By Angelica Y. Yang
AYALA-LED AC Energy Corp. is setting its sights on a new renewable energy goal, this time for 2030 where local and foreign projects will have equal sharing, as it is set to hit its 5-gigawatt (GW) target ahead of the 2025 deadline, its top official said.
“In the next couple of years, you would most likely hear from us regarding our next target. I have no plans of putting another, of revising our 2025 goal,” said AC Energy President and Chief Executive Officer Eric T. Francia in a media briefing on Monday.
“We will most likely set our sights already for 2030, but we’re still going to be calibrating what the right level of renewable target would be,” he added.
Asked about the projected share of local and foreign renewable energy (RE) technologies in 2030, Mr.

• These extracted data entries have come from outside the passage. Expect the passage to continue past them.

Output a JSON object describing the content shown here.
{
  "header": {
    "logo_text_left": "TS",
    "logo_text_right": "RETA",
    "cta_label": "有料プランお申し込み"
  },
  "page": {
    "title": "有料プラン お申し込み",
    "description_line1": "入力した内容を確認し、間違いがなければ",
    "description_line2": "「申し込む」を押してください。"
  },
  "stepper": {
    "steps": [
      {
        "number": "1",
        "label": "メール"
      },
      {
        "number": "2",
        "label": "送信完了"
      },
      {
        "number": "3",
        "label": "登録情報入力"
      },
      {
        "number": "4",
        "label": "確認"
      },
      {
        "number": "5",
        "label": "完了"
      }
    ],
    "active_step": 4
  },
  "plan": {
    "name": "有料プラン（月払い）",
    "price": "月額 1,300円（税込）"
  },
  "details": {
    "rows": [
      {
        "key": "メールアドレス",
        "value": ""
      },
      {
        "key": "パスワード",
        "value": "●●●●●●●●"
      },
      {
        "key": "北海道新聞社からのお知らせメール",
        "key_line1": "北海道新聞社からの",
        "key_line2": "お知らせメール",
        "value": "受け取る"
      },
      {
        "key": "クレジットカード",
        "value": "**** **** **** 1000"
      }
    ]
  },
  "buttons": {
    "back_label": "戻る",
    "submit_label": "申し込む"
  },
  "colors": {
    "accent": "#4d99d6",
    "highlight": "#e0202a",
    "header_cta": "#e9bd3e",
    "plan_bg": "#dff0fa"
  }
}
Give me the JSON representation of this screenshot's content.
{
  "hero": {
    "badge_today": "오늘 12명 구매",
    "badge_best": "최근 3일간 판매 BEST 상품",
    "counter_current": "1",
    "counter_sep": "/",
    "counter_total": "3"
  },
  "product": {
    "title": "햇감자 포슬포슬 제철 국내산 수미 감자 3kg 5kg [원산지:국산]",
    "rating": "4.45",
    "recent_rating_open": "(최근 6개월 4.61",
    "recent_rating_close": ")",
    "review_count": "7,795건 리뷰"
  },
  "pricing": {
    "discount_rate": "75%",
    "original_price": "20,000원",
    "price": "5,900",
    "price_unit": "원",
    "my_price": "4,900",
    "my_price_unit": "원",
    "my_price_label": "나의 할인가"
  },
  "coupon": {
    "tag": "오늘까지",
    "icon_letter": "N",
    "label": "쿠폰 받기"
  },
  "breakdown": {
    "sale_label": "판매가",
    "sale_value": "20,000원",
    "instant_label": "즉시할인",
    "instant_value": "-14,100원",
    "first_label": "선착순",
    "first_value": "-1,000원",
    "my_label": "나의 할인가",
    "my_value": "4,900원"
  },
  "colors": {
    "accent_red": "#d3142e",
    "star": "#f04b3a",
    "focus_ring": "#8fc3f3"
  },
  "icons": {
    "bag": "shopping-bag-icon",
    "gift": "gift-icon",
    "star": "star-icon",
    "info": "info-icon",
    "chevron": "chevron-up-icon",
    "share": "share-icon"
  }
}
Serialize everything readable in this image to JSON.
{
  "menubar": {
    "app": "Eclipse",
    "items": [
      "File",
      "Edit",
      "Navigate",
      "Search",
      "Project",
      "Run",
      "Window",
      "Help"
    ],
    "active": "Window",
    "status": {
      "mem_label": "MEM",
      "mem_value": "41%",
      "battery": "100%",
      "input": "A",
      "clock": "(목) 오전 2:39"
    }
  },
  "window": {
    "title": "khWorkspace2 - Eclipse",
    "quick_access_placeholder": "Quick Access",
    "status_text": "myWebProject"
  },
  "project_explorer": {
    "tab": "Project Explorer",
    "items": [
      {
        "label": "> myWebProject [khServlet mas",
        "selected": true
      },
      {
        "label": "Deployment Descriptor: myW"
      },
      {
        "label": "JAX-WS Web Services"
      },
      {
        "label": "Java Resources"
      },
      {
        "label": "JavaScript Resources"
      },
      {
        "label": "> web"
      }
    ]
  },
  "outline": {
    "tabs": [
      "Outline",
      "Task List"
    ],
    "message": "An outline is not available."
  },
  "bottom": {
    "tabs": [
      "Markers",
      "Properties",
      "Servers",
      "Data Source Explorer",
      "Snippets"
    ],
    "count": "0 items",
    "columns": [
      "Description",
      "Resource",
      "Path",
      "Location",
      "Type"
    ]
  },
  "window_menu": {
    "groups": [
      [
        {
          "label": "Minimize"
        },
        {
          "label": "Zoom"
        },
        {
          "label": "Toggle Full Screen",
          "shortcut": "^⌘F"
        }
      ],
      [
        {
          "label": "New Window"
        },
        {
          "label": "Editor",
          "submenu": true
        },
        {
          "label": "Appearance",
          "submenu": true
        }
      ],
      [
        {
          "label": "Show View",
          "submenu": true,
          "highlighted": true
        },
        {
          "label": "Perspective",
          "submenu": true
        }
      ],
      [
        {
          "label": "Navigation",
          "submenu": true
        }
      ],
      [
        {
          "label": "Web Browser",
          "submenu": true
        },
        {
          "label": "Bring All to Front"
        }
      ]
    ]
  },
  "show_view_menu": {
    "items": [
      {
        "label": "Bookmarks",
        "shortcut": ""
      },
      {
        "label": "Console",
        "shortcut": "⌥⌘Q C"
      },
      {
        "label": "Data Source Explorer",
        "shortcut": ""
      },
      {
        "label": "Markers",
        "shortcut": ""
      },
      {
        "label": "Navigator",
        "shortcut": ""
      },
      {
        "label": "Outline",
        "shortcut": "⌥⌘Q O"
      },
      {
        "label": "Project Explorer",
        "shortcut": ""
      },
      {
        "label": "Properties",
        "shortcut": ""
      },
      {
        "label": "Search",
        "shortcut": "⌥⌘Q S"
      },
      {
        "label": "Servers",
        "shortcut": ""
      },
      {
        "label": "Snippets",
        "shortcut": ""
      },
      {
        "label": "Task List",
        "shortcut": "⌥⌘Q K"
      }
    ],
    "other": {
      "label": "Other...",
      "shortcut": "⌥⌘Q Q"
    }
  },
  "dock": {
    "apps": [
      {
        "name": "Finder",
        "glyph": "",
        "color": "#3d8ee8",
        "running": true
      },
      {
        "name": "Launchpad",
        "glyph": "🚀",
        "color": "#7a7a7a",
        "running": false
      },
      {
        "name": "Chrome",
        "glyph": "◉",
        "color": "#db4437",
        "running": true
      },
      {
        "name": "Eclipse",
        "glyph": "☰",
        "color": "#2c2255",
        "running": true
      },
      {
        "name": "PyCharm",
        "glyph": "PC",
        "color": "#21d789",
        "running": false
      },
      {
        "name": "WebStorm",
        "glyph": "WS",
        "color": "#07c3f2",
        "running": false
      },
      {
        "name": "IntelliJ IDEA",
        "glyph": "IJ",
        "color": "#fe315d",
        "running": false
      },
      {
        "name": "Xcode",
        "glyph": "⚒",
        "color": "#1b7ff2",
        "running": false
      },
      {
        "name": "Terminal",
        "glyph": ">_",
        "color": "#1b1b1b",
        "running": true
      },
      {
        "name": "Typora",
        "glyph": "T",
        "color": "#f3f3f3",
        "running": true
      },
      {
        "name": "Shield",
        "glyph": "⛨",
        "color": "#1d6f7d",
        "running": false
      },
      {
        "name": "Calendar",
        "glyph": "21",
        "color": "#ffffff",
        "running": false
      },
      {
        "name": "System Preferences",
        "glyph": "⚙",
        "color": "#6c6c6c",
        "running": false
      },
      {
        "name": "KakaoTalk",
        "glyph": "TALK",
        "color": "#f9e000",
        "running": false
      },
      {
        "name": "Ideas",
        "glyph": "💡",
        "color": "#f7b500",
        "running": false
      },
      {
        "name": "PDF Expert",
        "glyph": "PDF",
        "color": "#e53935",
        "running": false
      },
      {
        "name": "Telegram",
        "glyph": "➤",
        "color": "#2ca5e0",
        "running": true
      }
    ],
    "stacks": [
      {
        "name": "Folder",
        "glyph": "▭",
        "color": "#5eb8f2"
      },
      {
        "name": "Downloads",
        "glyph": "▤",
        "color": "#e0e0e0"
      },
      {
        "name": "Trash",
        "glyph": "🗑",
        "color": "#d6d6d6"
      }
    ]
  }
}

Francia said that he was looking at a 50-50 portfolio mix for Philippine and international projects.
Although he could not share the 2030 target for now, he said that it would be a “significant number” as AC Energy expects to exceed its 5-GW attributable capacity of RE by 2025.
He said that the firm projected to get to the halfway mark this year, with funding from its various capital-raising activities and opportunities in foreign markets.
“We expect to be in the two-and-a-half gigawatt mark between our Philippine and international platform[s]. Right now, we are about 1,350 megawatts (MW). We have around 900 MW in international and 450 [MW] in the Philippines, so combined renewables is 1,350 [MW],” Mr. Francia said.
Mr. Francia said that projects using solar and wind technologies would take up a huge chunk of the company’s capacity by 2025.
“I don’t have a specific percent breakdown between solar and wind, but what I can tell you is, solar and wind will have the lion’s share of our technology mix,” he said. “Solar is most likely going to be larger in terms of installed capacity over wind.”
Mr. Francia also highlighted the importance of battery storage in allowing for the expansion of renewables.
“In the next three to five years, I expect battery storage to be competitive enough — to start scaling up and enable the renewables expansion. No hard targets. We have begun some battery projects already, they’re modest in size. But hopefully by 2025, it (battery storage) will play a more significant role,” he said.
He noted that there were several battery storage projects across the industry, but they were mainly used as ancillary services for the National Grid Corporation of the Philippines. He estimated that it would take up to five more years until battery storage could be used for load shifting, a process that stores energy during the day and releases it at night.
During the briefing, Mr. Francia also talked about AC Energy’s projects in Australia and India.
“We already started the preliminary construction of the first phase of the solar project in Australia. (It) is worth — attributable to us — approximately 400 MW of solar,” he said. “In India, we’ve won an auction there before. We just need to get to financial close, and again we expect to add another few hundred megawatts of solar capacity in India.”
On the firm’s investment in GNPower Kauswagan Ltd. Co., Mr. Francia said that he expects its sale to reach a financial close by this quarter.
GNPower Kauswagan, a partnership of AC Energy, Philippine Investment Alliance for Infrastructure Fund and Power Partners, is building a four-unit coal-fired power plant, each with an identical capacity of 138 MW or a total of 552 MW in Kauswagan, Lanao del Norte.
Last week, AC Energy announced that it raised around P5.37 billion from its stock rights offering that took place from Jan. 18 to 22.
During the stock rights listing ceremony on Friday, Philippine Stock Exchange President and Chief Executive Officer Ramon S. Monzon said that the proceeds would be primarily used in funding at least four solar projects in Luzon, one wind project, and a renewable energy laboratory.
The rights offer is the first of five steps in AC Energy’s $2-billion corporate restructuring, according to Mr. Francia during a media briefing in November. The other steps are: Singapore-based GIC Pte. Ltd.’s private placement of four billion shares by the end of the second quarter; a follow-on public offering at the local bourse; the infusion of the Ayalas’ international energy assets; and the sale of secondary shares to GIC from AC Energy and Infrastructure Corp.
On Monday, shares in AC Energy at the stock exchange inched up 4.37% or 0.28 centavos to finish at P6.68 apiece.